A Python Client SDK for interacting with client services.
The central idea is that Client SDK allows python application code to communicate with the Piksel Palette RESTful RESTful services. Users can also search, filter and select their response collections.
pip install sequoia-client-sdk
The Sequoia RESTful services have an OAuth token-based authorisation model, meaning that the Client SDK must first acquire a time-limited access token before making further requests.
To create the client it is needed to provide credentials and the url for the service registry
:
client = Client("https://registry-sandbox.sequoia.piksel.com/services/testmock", grant_client_id="clientId", grant_client_secret="clientSecret")

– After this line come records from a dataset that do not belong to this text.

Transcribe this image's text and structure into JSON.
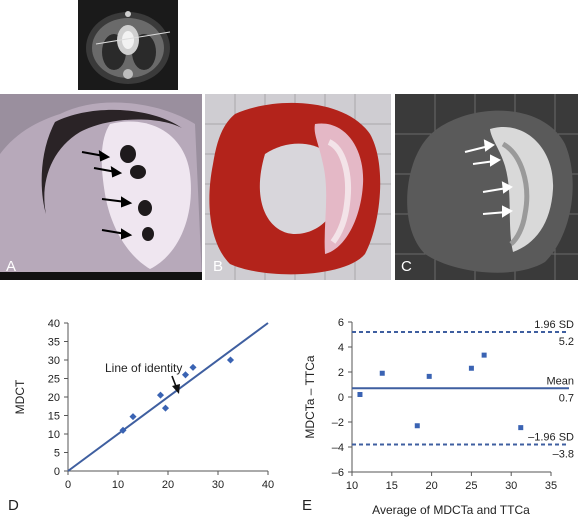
{
  "panels": {
    "A": "A",
    "B": "B",
    "C": "C",
    "D": "D",
    "E": "E"
  },
  "chart_data": [
    {
      "type": "scatter",
      "panel": "D",
      "xlabel": "",
      "ylabel": "MDCT",
      "xlim": [
        0,
        40
      ],
      "ylim": [
        0,
        40
      ],
      "xticks": [
        0,
        10,
        20,
        30,
        40
      ],
      "yticks": [
        0,
        5,
        10,
        15,
        20,
        25,
        30,
        35,
        40
      ],
      "points": [
        {
          "x": 11,
          "y": 11
        },
        {
          "x": 13,
          "y": 14.7
        },
        {
          "x": 18.5,
          "y": 20.5
        },
        {
          "x": 19.5,
          "y": 17
        },
        {
          "x": 23.5,
          "y": 26
        },
        {
          "x": 25,
          "y": 28
        },
        {
          "x": 32.5,
          "y": 30
        }
      ],
      "line": {
        "from": [
          0,
          0
        ],
        "to": [
          40,
          40
        ]
      },
      "annotation": "Line of identity",
      "colors": {
        "line": "#3f5fa0",
        "points": "#3a63b3"
      }
    },
    {
      "type": "scatter",
      "panel": "E",
      "xlabel": "Average of MDCTa and TTCa",
      "ylabel": "MDCTa – TTCa",
      "xlim": [
        10,
        35
      ],
      "ylim": [
        -6,
        6
      ],
      "xticks": [
        10,
        15,
        20,
        25,
        30,
        35
      ],
      "yticks": [
        -6,
        -4,
        -2,
        0,
        2,
        4,
        6
      ],
      "points": [
        {
          "x": 11,
          "y": 0.2
        },
        {
          "x": 13.8,
          "y": 1.9
        },
        {
          "x": 18.2,
          "y": -2.3
        },
        {
          "x": 19.7,
          "y": 1.65
        },
        {
          "x": 25,
          "y": 2.3
        },
        {
          "x": 26.6,
          "y": 3.35
        },
        {
          "x": 31.2,
          "y": -2.45
        }
      ],
      "reference_lines": [
        {
          "name": "1.96 SD",
          "value": 5.2,
          "value_label": "5.2",
          "style": "dashed"
        },
        {
          "name": "Mean",
          "value": 0.7,
          "value_label": "0.7",
          "style": "solid"
        },
        {
          "name": "–1.96 SD",
          "value": -3.8,
          "value_label": "–3.8",
          "style": "dashed"
        }
      ],
      "colors": {
        "line": "#3f5fa0",
        "points": "#3a63b3"
      }
    }
  ]
}
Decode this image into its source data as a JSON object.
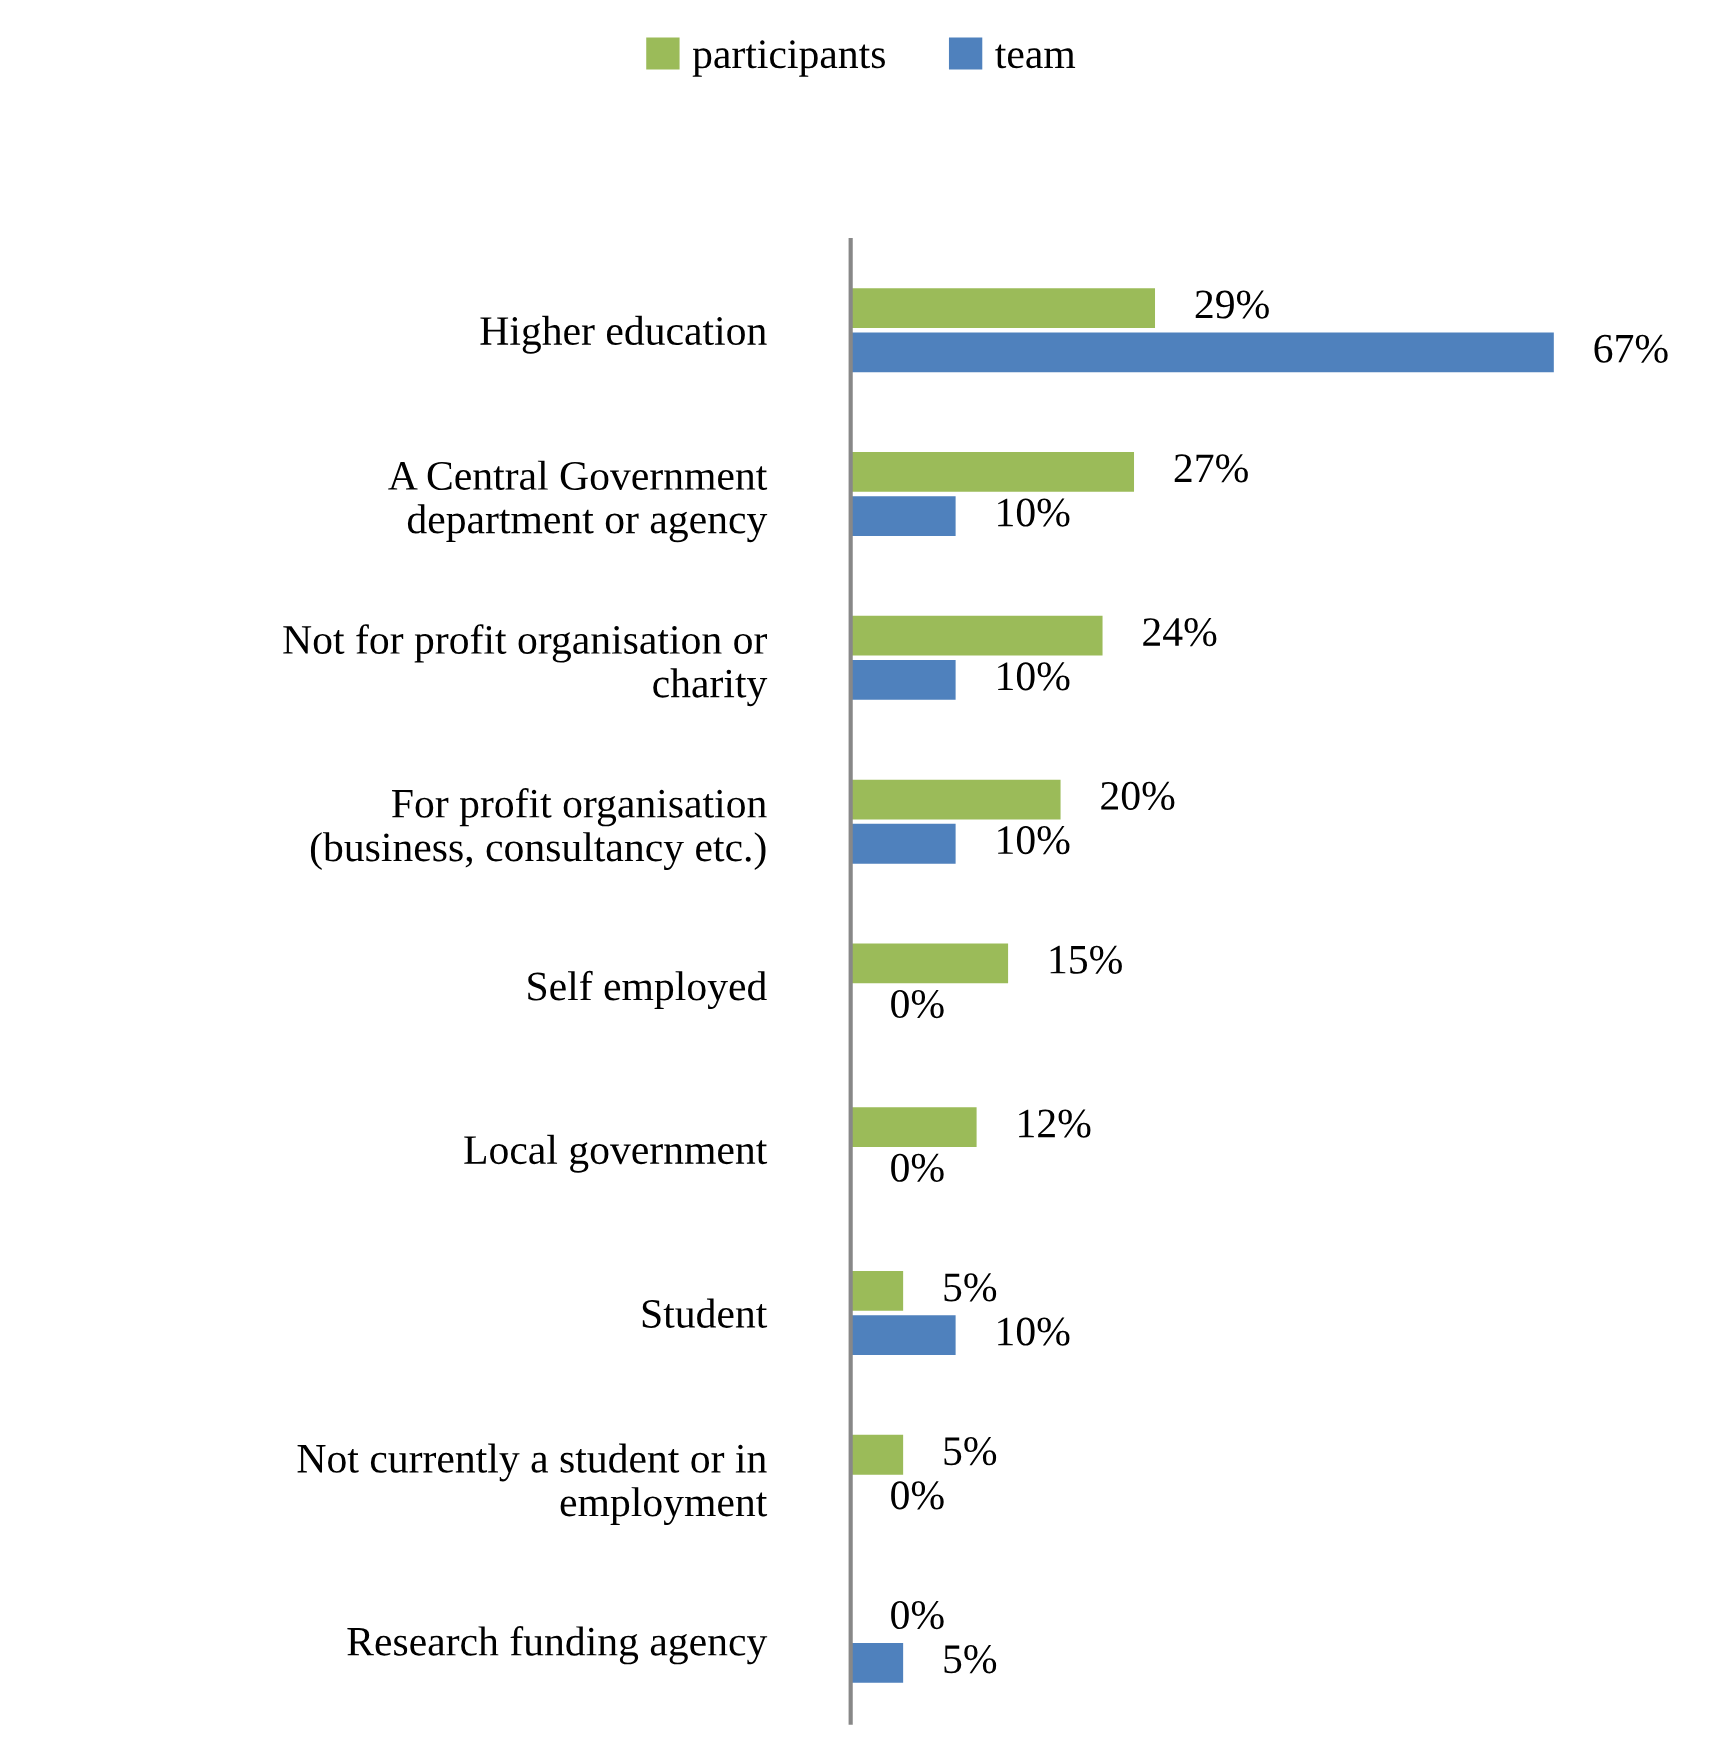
{
  "chart_data": {
    "type": "bar",
    "orientation": "horizontal",
    "legend": "top",
    "grid": false,
    "categories": [
      "Higher education",
      "A Central Government\ndepartment or agency",
      "Not for profit organisation or\ncharity",
      "For profit organisation\n(business, consultancy etc.)",
      "Self employed",
      "Local government",
      "Student",
      "Not currently a student or in\nemployment",
      "Research funding agency"
    ],
    "series": [
      {
        "name": "participants",
        "color": "#9bbb59",
        "values": [
          29,
          27,
          24,
          20,
          15,
          12,
          5,
          5,
          0
        ],
        "value_labels": [
          "29%",
          "27%",
          "24%",
          "20%",
          "15%",
          "12%",
          "5%",
          "5%",
          "0%"
        ]
      },
      {
        "name": "team",
        "color": "#4f81bd",
        "values": [
          67,
          10,
          10,
          10,
          0,
          0,
          10,
          0,
          5
        ],
        "value_labels": [
          "67%",
          "10%",
          "10%",
          "10%",
          "0%",
          "0%",
          "10%",
          "0%",
          "5%"
        ]
      }
    ]
  }
}
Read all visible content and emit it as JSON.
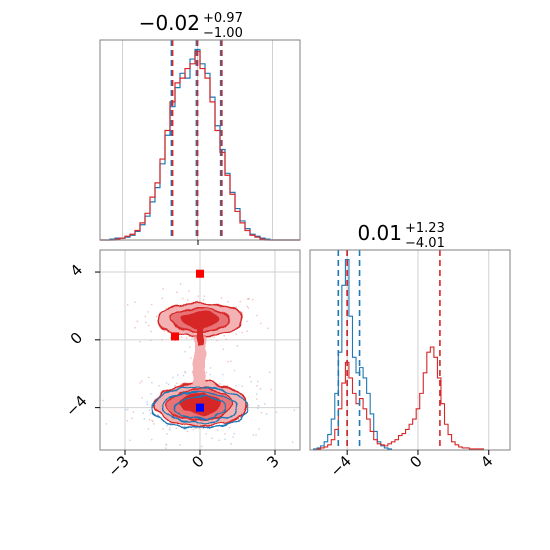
{
  "colors": {
    "blue": "#1f77b4",
    "red": "#d62728",
    "red_light": "#f0a3a4",
    "red_mid": "#e36163",
    "red_dark": "#d62728",
    "blue_light": "#c6dbef",
    "grid": "#d0d0d0",
    "frame": "#808080"
  },
  "chart_data": {
    "type": "corner",
    "grid": true,
    "panels": [
      {
        "id": "marginal-x",
        "type": "histogram",
        "title": {
          "value": "−0.02",
          "upper": "+0.97",
          "lower": "−1.00"
        },
        "xlim": [
          -3.9,
          4.1
        ],
        "series": [
          {
            "name": "",
            "color": "#1f77b4",
            "bin_start": -3.9,
            "bin_width": 0.2,
            "values": [
              0,
              0,
              1,
              2,
              2,
              3,
              5,
              9,
              16,
              25,
              40,
              55,
              80,
              110,
              140,
              160,
              175,
              170,
              190,
              200,
              185,
              175,
              150,
              120,
              95,
              70,
              50,
              33,
              20,
              12,
              6,
              4,
              2,
              1,
              0,
              0,
              0,
              0,
              0,
              0
            ]
          },
          {
            "name": "",
            "color": "#d62728",
            "bin_start": -3.9,
            "bin_width": 0.2,
            "values": [
              0,
              0,
              0,
              1,
              2,
              4,
              6,
              10,
              18,
              28,
              45,
              60,
              85,
              115,
              145,
              165,
              170,
              180,
              185,
              198,
              180,
              170,
              145,
              115,
              92,
              68,
              48,
              30,
              18,
              10,
              5,
              3,
              1,
              0,
              0,
              0,
              0,
              0,
              0,
              0
            ]
          }
        ],
        "quantiles": {
          "values": [
            -1.02,
            -0.02,
            0.95
          ],
          "colors": [
            "#1f77b4",
            "#d62728"
          ]
        }
      },
      {
        "id": "marginal-y",
        "type": "histogram",
        "title": {
          "value": "0.01",
          "upper": "+1.23",
          "lower": "−4.01"
        },
        "xlim": [
          -6.1,
          5.2
        ],
        "xticks": [
          -4,
          0,
          4
        ],
        "xticklabels": [
          "−4",
          "0",
          "4"
        ],
        "series": [
          {
            "name": "",
            "color": "#1f77b4",
            "bin_start": -6.1,
            "bin_width": 0.2,
            "values": [
              0,
              1,
              2,
              4,
              8,
              15,
              30,
              55,
              95,
              160,
              185,
              130,
              90,
              75,
              80,
              70,
              55,
              35,
              18,
              8,
              4,
              2,
              1,
              0,
              0,
              0,
              0,
              0,
              0,
              0,
              0,
              0,
              0,
              0,
              0,
              0,
              0,
              0,
              0,
              0,
              0,
              0,
              0,
              0,
              0,
              0,
              0,
              0,
              0,
              0,
              0,
              0,
              0,
              0,
              0,
              0
            ]
          },
          {
            "name": "",
            "color": "#d62728",
            "bin_start": -6.1,
            "bin_width": 0.2,
            "values": [
              0,
              0,
              1,
              2,
              3,
              5,
              10,
              20,
              40,
              65,
              85,
              70,
              55,
              45,
              50,
              40,
              30,
              18,
              10,
              6,
              5,
              4,
              6,
              8,
              10,
              14,
              16,
              20,
              25,
              30,
              40,
              55,
              75,
              95,
              100,
              90,
              70,
              45,
              25,
              15,
              8,
              5,
              3,
              2,
              2,
              1,
              1,
              1,
              1,
              0,
              0,
              0,
              0,
              0,
              0,
              0
            ]
          }
        ],
        "quantiles": [
          {
            "color": "#1f77b4",
            "values": [
              -4.5,
              -4.0,
              -3.3
            ]
          },
          {
            "color": "#d62728",
            "values": [
              -4.0,
              1.24
            ]
          }
        ]
      },
      {
        "id": "joint",
        "type": "contour",
        "xlim": [
          -4.0,
          4.0
        ],
        "ylim": [
          -6.5,
          5.3
        ],
        "xticks": [
          -3,
          0,
          3
        ],
        "xticklabels": [
          "−3",
          "0",
          "3"
        ],
        "yticks": [
          -4,
          0,
          4
        ],
        "yticklabels": [
          "−4",
          "0",
          "4"
        ],
        "red_components": [
          {
            "cx": 0,
            "cy": 1.2,
            "rx": 1.7,
            "ry": 1.0,
            "weight": 0.55
          },
          {
            "cx": 0,
            "cy": -3.8,
            "rx": 1.8,
            "ry": 1.3,
            "weight": 0.45
          }
        ],
        "blue_components": [
          {
            "cx": 0,
            "cy": -4.0,
            "rx": 1.9,
            "ry": 1.2,
            "weight": 1.0
          }
        ],
        "markers": [
          {
            "x": 0,
            "y": 3.9,
            "color": "#ff0000"
          },
          {
            "x": -1.0,
            "y": 0.2,
            "color": "#ff0000"
          },
          {
            "x": 0,
            "y": -4.0,
            "color": "#0000ff"
          }
        ]
      }
    ]
  }
}
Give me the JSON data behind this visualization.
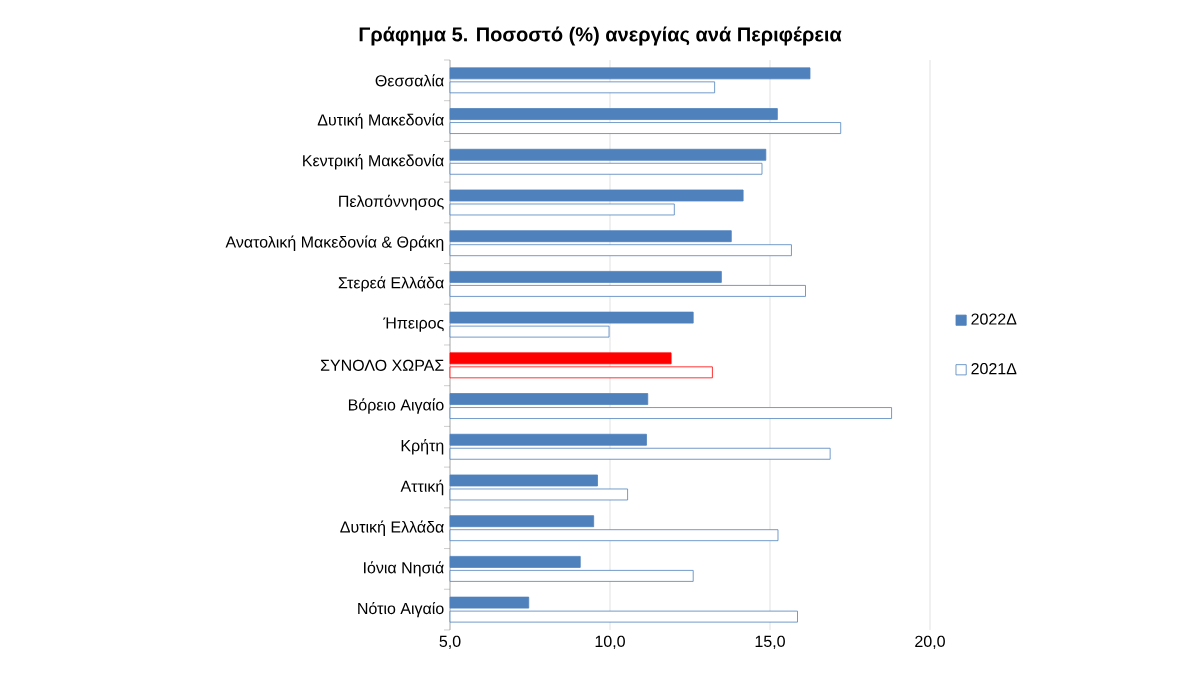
{
  "chart_data": {
    "type": "bar",
    "orientation": "horizontal",
    "title": "Γράφημα 5. Ποσοστό (%) ανεργίας ανά Περιφέρεια",
    "categories": [
      "Θεσσαλία",
      "Δυτική Μακεδονία",
      "Κεντρική Μακεδονία",
      "Πελοπόννησος",
      "Ανατολική Μακεδονία & Θράκη",
      "Στερεά Ελλάδα",
      "Ήπειρος",
      "ΣΥΝΟΛΟ ΧΩΡΑΣ",
      "Βόρειο Αιγαίο",
      "Κρήτη",
      "Αττική",
      "Δυτική Ελλάδα",
      "Ιόνια Νησιά",
      "Νότιο Αιγαίο"
    ],
    "series": [
      {
        "name": "2022Δ",
        "color": "#4f81bd",
        "colors": [
          "#4f81bd",
          "#4f81bd",
          "#4f81bd",
          "#4f81bd",
          "#4f81bd",
          "#4f81bd",
          "#4f81bd",
          "#ff0000",
          "#4f81bd",
          "#4f81bd",
          "#4f81bd",
          "#4f81bd",
          "#4f81bd",
          "#4f81bd"
        ],
        "values": [
          16.25,
          15.23,
          14.87,
          14.16,
          13.79,
          13.48,
          12.6,
          11.91,
          11.18,
          11.14,
          9.61,
          9.49,
          9.07,
          7.46
        ]
      },
      {
        "name": "2021Δ",
        "color": "#4f81bd",
        "colors": [
          "#4f81bd",
          "#4f81bd",
          "#4f81bd",
          "#4f81bd",
          "#4f81bd",
          "#4f81bd",
          "#4f81bd",
          "#ff0000",
          "#4f81bd",
          "#4f81bd",
          "#4f81bd",
          "#4f81bd",
          "#4f81bd",
          "#4f81bd"
        ],
        "values": [
          13.27,
          17.21,
          14.75,
          12.01,
          15.67,
          16.11,
          9.97,
          13.2,
          18.8,
          16.88,
          10.55,
          15.25,
          12.6,
          15.86
        ]
      }
    ],
    "xlim": [
      5,
      20
    ],
    "xticks": [
      {
        "value": 5,
        "label": "5,0"
      },
      {
        "value": 10,
        "label": "10,0"
      },
      {
        "value": 15,
        "label": "15,0"
      },
      {
        "value": 20,
        "label": "20,0"
      }
    ],
    "grid": "x",
    "legend": "right"
  }
}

When creating the client, authentication type can be specified using the parameter auth_type
:
client = Client("https://registry-sandbox.sequoia.piksel.com/services/testmock", auth_type=AuthType.CLIENT_GRANT, grant_client_id="clientId", grant_client_secret="clientSecret")
There are three authentication types:
This is the default type. With CLIENT_GRANT mode grant_client_id
and grant_client_secret
parameters are
used to get an access token. The access token is refreshed automatically when expired. Optionally, byo_token
parameter can be provided when instantiating the client, and will be used until it is expired.
Then the access token is refreshed automatically.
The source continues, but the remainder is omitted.